Jesus doesn’t take risks on his own, either.  He looks to the Father for direction, identity, purpose, communion, and rest.  In a very real sense, then, there is safety in his risk-taking.  Even as he is risking everything, no power on earth or heaven can take him out of the Father’s hand.  He is truly safe in that love, the eternal reality of that basic relationship, no matter what he endures.  There is safety for us in obedience to God, too.  Being “in Christ” brings safety and risk together.

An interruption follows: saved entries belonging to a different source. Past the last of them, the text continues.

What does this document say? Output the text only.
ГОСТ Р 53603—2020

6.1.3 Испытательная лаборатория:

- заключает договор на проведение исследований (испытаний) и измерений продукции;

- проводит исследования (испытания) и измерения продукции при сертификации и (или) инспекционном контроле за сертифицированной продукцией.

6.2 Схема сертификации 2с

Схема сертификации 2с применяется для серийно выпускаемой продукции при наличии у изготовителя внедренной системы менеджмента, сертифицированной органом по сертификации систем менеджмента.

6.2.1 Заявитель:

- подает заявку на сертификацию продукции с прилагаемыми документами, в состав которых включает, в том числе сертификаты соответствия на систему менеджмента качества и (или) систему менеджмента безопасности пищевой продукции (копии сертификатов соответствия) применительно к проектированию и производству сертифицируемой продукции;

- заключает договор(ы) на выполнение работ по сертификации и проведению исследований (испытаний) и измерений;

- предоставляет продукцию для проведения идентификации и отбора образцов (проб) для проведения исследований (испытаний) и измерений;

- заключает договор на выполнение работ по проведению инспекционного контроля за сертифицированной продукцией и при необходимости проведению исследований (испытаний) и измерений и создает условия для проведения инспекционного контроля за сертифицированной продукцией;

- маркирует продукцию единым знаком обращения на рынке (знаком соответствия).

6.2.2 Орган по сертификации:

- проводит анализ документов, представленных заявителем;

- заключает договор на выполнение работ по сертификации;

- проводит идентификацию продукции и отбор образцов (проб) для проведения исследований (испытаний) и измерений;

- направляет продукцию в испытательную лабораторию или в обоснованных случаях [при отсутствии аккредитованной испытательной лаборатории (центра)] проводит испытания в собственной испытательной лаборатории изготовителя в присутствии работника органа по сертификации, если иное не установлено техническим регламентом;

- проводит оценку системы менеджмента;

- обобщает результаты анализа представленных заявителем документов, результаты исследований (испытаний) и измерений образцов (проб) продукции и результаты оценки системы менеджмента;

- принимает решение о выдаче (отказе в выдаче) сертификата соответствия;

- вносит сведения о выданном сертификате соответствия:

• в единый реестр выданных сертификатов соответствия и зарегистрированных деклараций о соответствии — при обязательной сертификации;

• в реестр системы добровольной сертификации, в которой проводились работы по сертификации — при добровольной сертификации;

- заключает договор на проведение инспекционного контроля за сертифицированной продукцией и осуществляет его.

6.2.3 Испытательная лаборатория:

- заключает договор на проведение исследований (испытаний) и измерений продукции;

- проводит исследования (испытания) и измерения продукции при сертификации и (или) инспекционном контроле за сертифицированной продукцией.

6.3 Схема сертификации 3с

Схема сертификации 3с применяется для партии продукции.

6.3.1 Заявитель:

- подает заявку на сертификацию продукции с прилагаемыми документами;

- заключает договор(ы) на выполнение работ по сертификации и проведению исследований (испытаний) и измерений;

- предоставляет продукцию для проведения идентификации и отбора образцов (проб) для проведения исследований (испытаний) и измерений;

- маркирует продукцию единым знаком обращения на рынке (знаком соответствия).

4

Our country seems bent on ensuring safety these days, a fearful reaction to all we can’t control. Think about the emphasis in the last 50 years on homeland security, surveillance cameras, seatbelt and helmet laws, personal injury lawsuits.  Our leaders seem to be obsessed with protecting what’s “ours” and keeping others out. We keep building prisons for a prison population that has quadrupled since 1980.  We’ve seen police-state interventions to crime that seem intended to intimidate and silence the populous back into individualized pods.  And the market economy gives us lots of toys to play with there, for those that can afford to play.

What’s interesting is that the more “safety”-dazed Americans become, the more people are drawn into high-risk behaviors of all kinds.  We’re seeing a wave of feel-good addictions, high-risk sports, gun violence, giant business upstarts. So based on the evidence, it’s clear that human beings are designed to risk; the capacity is in our nature and will be expressed. What we will risk for is the question.  Will we follow Jesus in risking for others, in obedience to God?  Will we relate with those who are unlike us or who don’t love us back yet? Or are we comfortably numb in our family and friend zones with the comforts we can afford, risking only for our own pleasures or success?

Let’s keep building a church that risks enough to be a safe place to explore and express God’s love for the whole world. Jesus didn’t protect a little piece of the pie as “his”; rather, he claims it all.  The Spirit of Jesus can touch our fear and isolation, and empower us to love and relate like that too.